Birkaç saat uyuyup ertesi gün yine çalışmaya devam ederdik. 3 çocuğum var. Tek oğlum da izimden giderek bu mesleği yapıyor.
Benim en büyük hayalim terzilik yapmaktı. İdealim oydu. Ve hayallerime şükür kavuştum da. İşi öğrenirsen, seversen, uğraşırsan, başarırsan hiçbir mesleğin zorluğu olmaz. Biz şuanda terzilik yapmıyoruz gibi bir şey. Zaten şehirde elbise dikecek terzi Büyük Cami Mahallesinde yok. Aşağı çarşıda 3-5 kişi kaldı. Onun dışında bu dükkanda hazır giyim satılıyor. Şuan biz de dükkanda sadece pantolon dikiyoruz. Gömlek, pantolon, ceket satıyoruz. Şuan istersem ceket dikebilirim ama yorulurum diye çocuğum müsaade etmiyor” cümlelerine yer verdi.
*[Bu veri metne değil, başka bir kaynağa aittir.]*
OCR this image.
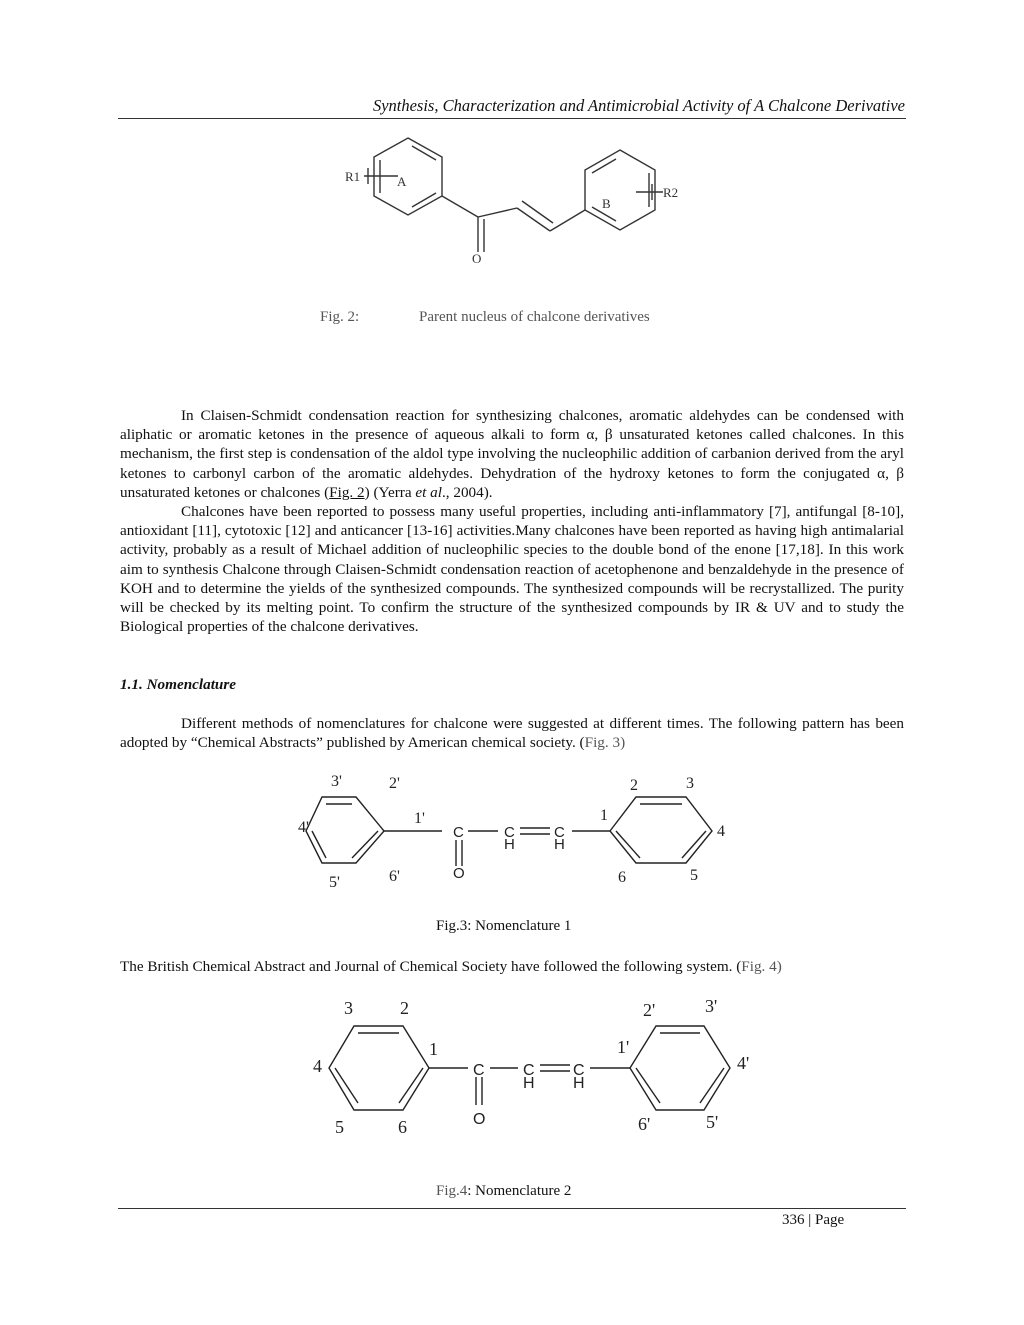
Synthesis, Characterization and Antimicrobial Activity of A Chalcone Derivative
R1	A
B
R2
O
Fig. 2:	Parent nucleus of chalcone derivatives

In Claisen-Schmidt condensation reaction for synthesizing chalcones, aromatic aldehydes can be condensed with aliphatic or aromatic ketones in the presence of aqueous alkali to form α, β unsaturated ketones called chalcones. In this mechanism, the first step is condensation of the aldol type involving the nucleophilic addition of carbanion derived from the aryl ketones to carbonyl carbon of the aromatic aldehydes. Dehydration of the hydroxy ketones to form the conjugated α, β unsaturated ketones or chalcones (Fig. 2) (Yerra et al., 2004).

Chalcones have been reported to possess many useful properties, including anti-inflammatory [7], antifungal [8-10], antioxidant [11], cytotoxic [12] and anticancer [13-16] activities.Many chalcones have been reported as having high antimalarial activity, probably as a result of Michael addition of nucleophilic species to the double bond of the enone [17,18]. In this work aim to synthesis Chalcone through Claisen-Schmidt condensation reaction of acetophenone and benzaldehyde in the presence of KOH and to determine the yields of the synthesized compounds. The synthesized compounds will be recrystallized. The purity will be checked by its melting point. To confirm the structure of the synthesized compounds by IR & UV and to study the Biological properties of the chalcone derivatives.

1.1. Nomenclature

Different methods of nomenclatures for chalcone were suggested at different times. The following pattern has been adopted by “Chemical Abstracts” published by American chemical society. (Fig. 3)

3'	2'
4'
1'
5'	6'
2	3
1
4
6	5
C	C	C
H	H
O
Fig.3: Nomenclature 1

The British Chemical Abstract and Journal of Chemical Society have followed the following system. (Fig. 4)

3	2
1
4
5	6
2'	3'
1'
4'
6'	5'
C C C
H H
O
Fig.4: Nomenclature 2
336 | Page
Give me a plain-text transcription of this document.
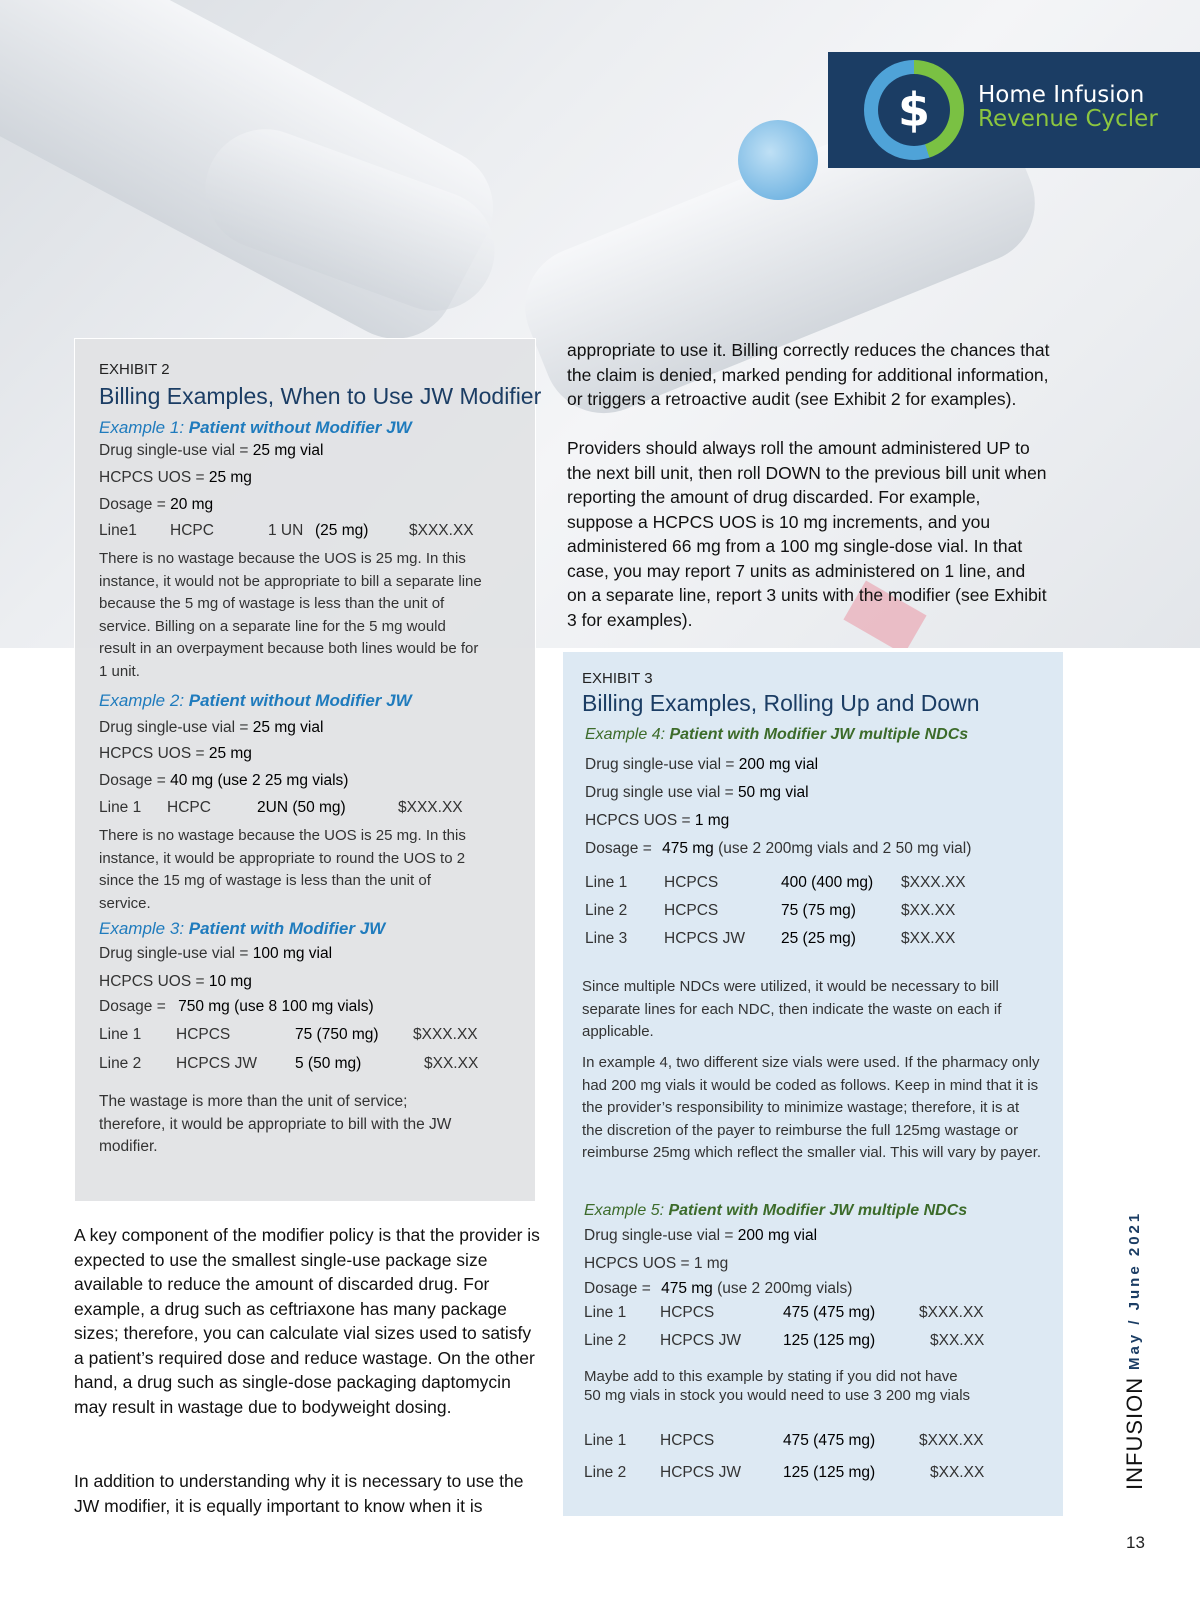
$	Home Infusion
Revenue Cycler
EXHIBIT 2
Billing Examples, When to Use JW Modifier
Example 1: Patient without Modifier JW
Drug single-use vial = 25 mg vial
HCPCS UOS = 25 mg
Dosage = 20 mg
Line1 HCPC	1 UN (25 mg)	$XXX.XX
There is no wastage because the UOS is 25 mg. In this instance, it would not be appropriate to bill a separate line because the 5 mg of wastage is less than the unit of service. Billing on a separate line for the 5 mg would result in an overpayment because both lines would be for 1 unit.
Example 2: Patient without Modifier JW
Drug single-use vial = 25 mg vial
HCPCS UOS = 25 mg
Dosage = 40 mg (use 2 25 mg vials)
Line 1 HCPC	2UN (50 mg)	$XXX.XX
There is no wastage because the UOS is 25 mg. In this instance, it would be appropriate to round the UOS to 2 since the 15 mg of wastage is less than the unit of service.
Example 3: Patient with Modifier JW
Drug single-use vial = 100 mg vial
HCPCS UOS = 10 mg
Dosage = 750 mg (use 8 100 mg vials)
Line 1 HCPCS	75 (750 mg) $XXX.XX
Line 2 HCPCS JW 5 (50 mg)	$XX.XX
The wastage is more than the unit of service; therefore, it would be appropriate to bill with the JW modifier.
appropriate to use it. Billing correctly reduces the chances that the claim is denied, marked pending for additional information, or triggers a retroactive audit (see Exhibit 2 for examples).
Providers should always roll the amount administered UP to the next bill unit, then roll DOWN to the previous bill unit when reporting the amount of drug discarded. For example, suppose a HCPCS UOS is 10 mg increments, and you administered 66 mg from a 100 mg single-dose vial. In that case, you may report 7 units as administered on 1 line, and on a separate line, report 3 units with the modifier (see Exhibit 3 for examples).
EXHIBIT 3
Billing Examples, Rolling Up and Down
Example 4: Patient with Modifier JW multiple NDCs
Drug single-use vial = 200 mg vial
Drug single use vial = 50 mg vial
HCPCS UOS = 1 mg
Dosage = 475 mg (use 2 200mg vials and 2 50 mg vial)
Line 1 HCPCS	400 (400 mg) $XXX.XX
Line 2 HCPCS	75 (75 mg)	$XX.XX
Line 3 HCPCS JW 25 (25 mg)	$XX.XX
Since multiple NDCs were utilized, it would be necessary to bill separate lines for each NDC, then indicate the waste on each if applicable.
In example 4, two different size vials were used. If the pharmacy only had 200 mg vials it would be coded as follows. Keep in mind that it is the provider’s responsibility to minimize wastage; therefore, it is at the discretion of the payer to reimburse the full 125mg wastage or reimburse 25mg which reflect the smaller vial. This will vary by payer.
Example 5: Patient with Modifier JW multiple NDCs
Drug single-use vial = 200 mg vial
HCPCS UOS = 1 mg
Dosage = 475 mg (use 2 200mg vials)
Line 1 HCPCS	475 (475 mg)	$XXX.XX
Line 2 HCPCS JW	125 (125 mg)	$XX.XX
Maybe add to this example by stating if you did not have 50 mg vials in stock you would need to use 3 200 mg vials
Line 1 HCPCS	475 (475 mg)	$XXX.XX
Line 2 HCPCS JW	125 (125 mg)	$XX.XX
A key component of the modifier policy is that the provider is expected to use the smallest single-use package size available to reduce the amount of discarded drug. For example, a drug such as ceftriaxone has many package sizes; therefore, you can calculate vial sizes used to satisfy a patient’s required dose and reduce wastage. On the other hand, a drug such as single-dose packaging daptomycin may result in wastage due to bodyweight dosing.
In addition to understanding why it is necessary to use the JW modifier, it is equally important to know when it is
May / June 2021
INFUSION
13
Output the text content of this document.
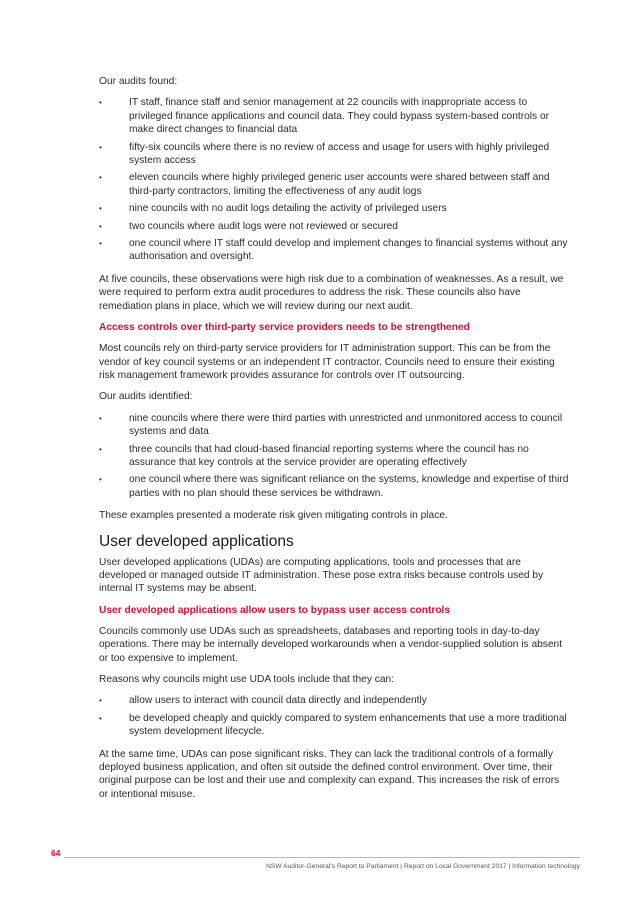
Our audits found:

• IT staff, finance staff and senior management at 22 councils with inappropriate access to privileged finance applications and council data. They could bypass system-based controls or make direct changes to financial data
• fifty-six councils where there is no review of access and usage for users with highly privileged system access
• eleven councils where highly privileged generic user accounts were shared between staff and third-party contractors, limiting the effectiveness of any audit logs
• nine councils with no audit logs detailing the activity of privileged users
• two councils where audit logs were not reviewed or secured
• one council where IT staff could develop and implement changes to financial systems without any authorisation and oversight.

At five councils, these observations were high risk due to a combination of weaknesses. As a result, we were required to perform extra audit procedures to address the risk. These councils also have remediation plans in place, which we will review during our next audit.

Access controls over third-party service providers needs to be strengthened

Most councils rely on third-party service providers for IT administration support. This can be from the vendor of key council systems or an independent IT contractor. Councils need to ensure their existing risk management framework provides assurance for controls over IT outsourcing.

Our audits identified:

• nine councils where there were third parties with unrestricted and unmonitored access to council systems and data
• three councils that had cloud-based financial reporting systems where the council has no assurance that key controls at the service provider are operating effectively
• one council where there was significant reliance on the systems, knowledge and expertise of third parties with no plan should these services be withdrawn.

These examples presented a moderate risk given mitigating controls in place.

User developed applications

User developed applications (UDAs) are computing applications, tools and processes that are developed or managed outside IT administration. These pose extra risks because controls used by internal IT systems may be absent.

User developed applications allow users to bypass user access controls

Councils commonly use UDAs such as spreadsheets, databases and reporting tools in day-to-day operations. There may be internally developed workarounds when a vendor-supplied solution is absent or too expensive to implement.

Reasons why councils might use UDA tools include that they can:

• allow users to interact with council data directly and independently
• be developed cheaply and quickly compared to system enhancements that use a more traditional system development lifecycle.

At the same time, UDAs can pose significant risks. They can lack the traditional controls of a formally deployed business application, and often sit outside the defined control environment. Over time, their original purpose can be lost and their use and complexity can expand. This increases the risk of errors or intentional misuse.

64
NSW Auditor-General's Report to Parliament | Report on Local Government 2017 | Information technology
“Herkes zanaatkar olur ama esnaf olamaz”
Terzilikte çırak yetişmediğini üzülerek ifade eden Bilgin; “Esnaflık değişmez ama ticaretin kuralları değişti. Ufak esnaflık, emek gerektiren esnaflık para kazanamaz oldu. Çünkü emeğin saatlik değeri var ve bir terzi bugün o parayı kazanamıyor. Bu yüzden de alttan da kimse yetişmiyor. Böyle bir gerçek var. Şehirde en genç terzi de oğlum yaşındadır(55). Belki de 20 yıl sonra Bolu’da elbise dikebilecek terzi bulunmayacak. Oğlumdan sonra bu yapacak kimse de yok. Torunlarım bu işi yapmayı düşünmüyor. Ufak esnaflık zorlaştı. Ticaret 80’li yıllarda Büyük Camide burada dönerdi. Esnaflıkta en önemli şey tatlı dil, güleryüz. Herkes zanaatkar olur ama esnaf olamaz. İkisi bir birinden farklıdır. Zanaatkarlık yaptığın şeyi iyi yaparsın ama esnaflıkta güler yüz, tatlı dil vardır. vatandaşın nabzına göre şerbet verirsin. Esnaflıkta bunlar önemlidir” dedi.